When was the last time you yelled? At the top of your lungs, with the undertone of melody as the underbelly of your every symphonic gesture. I can’t quite remember, but I know that I need it. I need it like a fat kid need cake. I need it like I need to know whether or not the Internet is gonna dig in my ass for using that fatphobic 50 Cent lyric. I need it like SpongeBob needed water in that episode when he thought being cool was subjecting himself to incapacitated breathing. Us black folk know a thing or two about incapacitated breathing. Eric Garner couldn’t breathe. Fanon revolted because he couldn’t breathe. Perhaps, Spongebob was onto something. Niggas is cool because niggas can’t breathe. Niggas write breathless music – music made under the conditions of airlessness, under the weather and waves of anti-Blackness, under the world, underground, in the trap. The trap is Blackness. The mumbles are the sounds and sentiments of a body under endless duress; and each track is a recording of what it sounds like to sing against airlessness.

If I could get another chance
Another walk
Another dance with him
I’d play a song that would never ever end
How I’d love love love
To dance with my father again.

–  Luther Vandross, “Dance With My Father”

Goddamn, I love Luther. I mean I really love him. Like, I wish he was still with us. Like, I wish I could dance with him to this song he made about dancing with his Father. Or rather, I wish I could dance with him and his father or with my Father and his Father and our Fathers as Fathers together. I wish he could have been his full and honest self when he was with us. I wish that blackness and queerness were always already thought to be inextricably tied together as in: I is Black, so I is Queer, since Blackness is always already read as Queer. As in: there ain’t nothing normative about being a Nigga. As in: Queer is what a Nigga is as long as a Nigga signifies something other than being Human. And whereas though my pops would be resistant to such a formulation of thinking/feeling/knowing/being I know my Father knows what it means to know this anti-Knowledge.

My pops loved him some Luther too. But rarely ever bought CDs. I only heard Luther on the radio until I got Limewire and downloaded that shit. I should have put it on a CD and gave it to my pops like what’s good? You tryna dance or naw? He probably wouldn’t have known what to do. He’d probably say that it was some gay shit.
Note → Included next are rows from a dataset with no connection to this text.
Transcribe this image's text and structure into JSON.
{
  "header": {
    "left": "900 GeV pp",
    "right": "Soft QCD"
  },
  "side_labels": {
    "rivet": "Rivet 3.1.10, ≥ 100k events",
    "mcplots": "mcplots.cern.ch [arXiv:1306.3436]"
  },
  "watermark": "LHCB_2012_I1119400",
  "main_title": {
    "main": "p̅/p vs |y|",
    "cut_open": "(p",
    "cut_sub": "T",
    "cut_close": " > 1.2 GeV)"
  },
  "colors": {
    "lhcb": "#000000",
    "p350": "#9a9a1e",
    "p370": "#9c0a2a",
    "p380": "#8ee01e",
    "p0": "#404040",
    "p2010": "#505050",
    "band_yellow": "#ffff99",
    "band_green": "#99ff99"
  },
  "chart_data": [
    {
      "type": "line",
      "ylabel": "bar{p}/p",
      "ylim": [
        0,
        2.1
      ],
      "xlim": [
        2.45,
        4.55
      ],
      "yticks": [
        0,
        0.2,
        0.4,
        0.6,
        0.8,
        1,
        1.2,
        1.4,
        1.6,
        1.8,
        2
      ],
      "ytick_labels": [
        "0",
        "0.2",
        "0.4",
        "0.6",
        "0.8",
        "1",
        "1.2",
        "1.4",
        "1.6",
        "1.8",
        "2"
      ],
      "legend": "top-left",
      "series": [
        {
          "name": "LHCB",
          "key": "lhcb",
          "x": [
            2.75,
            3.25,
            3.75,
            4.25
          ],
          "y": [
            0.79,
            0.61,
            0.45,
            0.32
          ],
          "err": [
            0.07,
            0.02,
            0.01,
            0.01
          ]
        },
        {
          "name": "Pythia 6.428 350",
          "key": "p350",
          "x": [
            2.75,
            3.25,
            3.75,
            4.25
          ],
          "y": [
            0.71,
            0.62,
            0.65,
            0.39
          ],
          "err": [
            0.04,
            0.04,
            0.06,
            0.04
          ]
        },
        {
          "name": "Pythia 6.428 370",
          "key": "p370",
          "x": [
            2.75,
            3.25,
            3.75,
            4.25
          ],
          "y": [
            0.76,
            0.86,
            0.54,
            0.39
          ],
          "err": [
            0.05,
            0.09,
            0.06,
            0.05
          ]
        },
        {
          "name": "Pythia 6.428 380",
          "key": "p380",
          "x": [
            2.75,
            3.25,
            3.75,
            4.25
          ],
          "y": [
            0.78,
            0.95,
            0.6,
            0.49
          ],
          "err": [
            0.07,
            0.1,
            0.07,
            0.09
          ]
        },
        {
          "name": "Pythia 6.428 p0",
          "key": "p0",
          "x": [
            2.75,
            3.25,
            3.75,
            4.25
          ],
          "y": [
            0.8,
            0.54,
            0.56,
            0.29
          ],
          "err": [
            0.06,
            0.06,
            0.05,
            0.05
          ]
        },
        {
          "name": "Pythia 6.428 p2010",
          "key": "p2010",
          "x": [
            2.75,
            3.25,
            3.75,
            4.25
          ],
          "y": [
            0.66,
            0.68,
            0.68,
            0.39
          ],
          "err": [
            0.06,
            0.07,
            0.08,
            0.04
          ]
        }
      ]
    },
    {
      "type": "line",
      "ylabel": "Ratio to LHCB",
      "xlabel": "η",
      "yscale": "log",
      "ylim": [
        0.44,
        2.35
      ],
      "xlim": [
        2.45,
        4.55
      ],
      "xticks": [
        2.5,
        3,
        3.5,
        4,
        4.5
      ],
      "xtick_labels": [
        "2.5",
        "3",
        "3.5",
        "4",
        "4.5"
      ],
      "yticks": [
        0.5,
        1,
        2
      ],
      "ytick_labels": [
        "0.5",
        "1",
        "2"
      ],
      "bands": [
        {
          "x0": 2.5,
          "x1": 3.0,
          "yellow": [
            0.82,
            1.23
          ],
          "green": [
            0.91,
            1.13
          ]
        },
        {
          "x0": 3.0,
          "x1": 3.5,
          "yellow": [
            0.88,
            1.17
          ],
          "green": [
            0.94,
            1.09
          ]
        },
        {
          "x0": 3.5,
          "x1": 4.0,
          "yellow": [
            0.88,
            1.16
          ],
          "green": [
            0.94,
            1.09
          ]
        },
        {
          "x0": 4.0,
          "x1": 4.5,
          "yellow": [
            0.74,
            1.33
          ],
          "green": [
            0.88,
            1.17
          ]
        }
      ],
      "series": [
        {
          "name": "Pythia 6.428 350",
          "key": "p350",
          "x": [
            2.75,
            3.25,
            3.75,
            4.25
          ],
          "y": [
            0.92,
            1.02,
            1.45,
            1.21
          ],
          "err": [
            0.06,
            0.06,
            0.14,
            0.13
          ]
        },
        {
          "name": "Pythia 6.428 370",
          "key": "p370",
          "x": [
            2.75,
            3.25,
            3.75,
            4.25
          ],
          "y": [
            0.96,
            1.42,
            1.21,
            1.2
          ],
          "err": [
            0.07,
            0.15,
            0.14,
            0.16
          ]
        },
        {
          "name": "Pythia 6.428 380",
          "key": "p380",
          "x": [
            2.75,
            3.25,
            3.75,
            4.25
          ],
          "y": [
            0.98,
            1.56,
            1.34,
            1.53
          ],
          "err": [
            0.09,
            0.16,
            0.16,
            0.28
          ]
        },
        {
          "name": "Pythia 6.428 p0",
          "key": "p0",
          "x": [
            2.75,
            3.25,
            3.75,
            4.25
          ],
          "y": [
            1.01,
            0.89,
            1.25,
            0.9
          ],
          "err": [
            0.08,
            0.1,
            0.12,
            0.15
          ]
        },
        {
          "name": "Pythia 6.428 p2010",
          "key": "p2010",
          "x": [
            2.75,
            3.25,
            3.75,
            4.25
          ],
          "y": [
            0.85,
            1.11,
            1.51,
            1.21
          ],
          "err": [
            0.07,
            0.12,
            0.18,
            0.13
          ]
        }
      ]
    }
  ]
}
I’d probably say “Nigga I know. So what?” He’d probably start to dance with me.

It’s all good though. I’ve written songs with my father. I’ve made music with him. We’ve been in the booth together – just him and I and a microphone. Turning shrieks into speech into song, singing through the wire like Kanye, singing with no air like niggas always do. And I’m happy I have because Black Daddies are like Limewire. Sour. Sweet. Gone.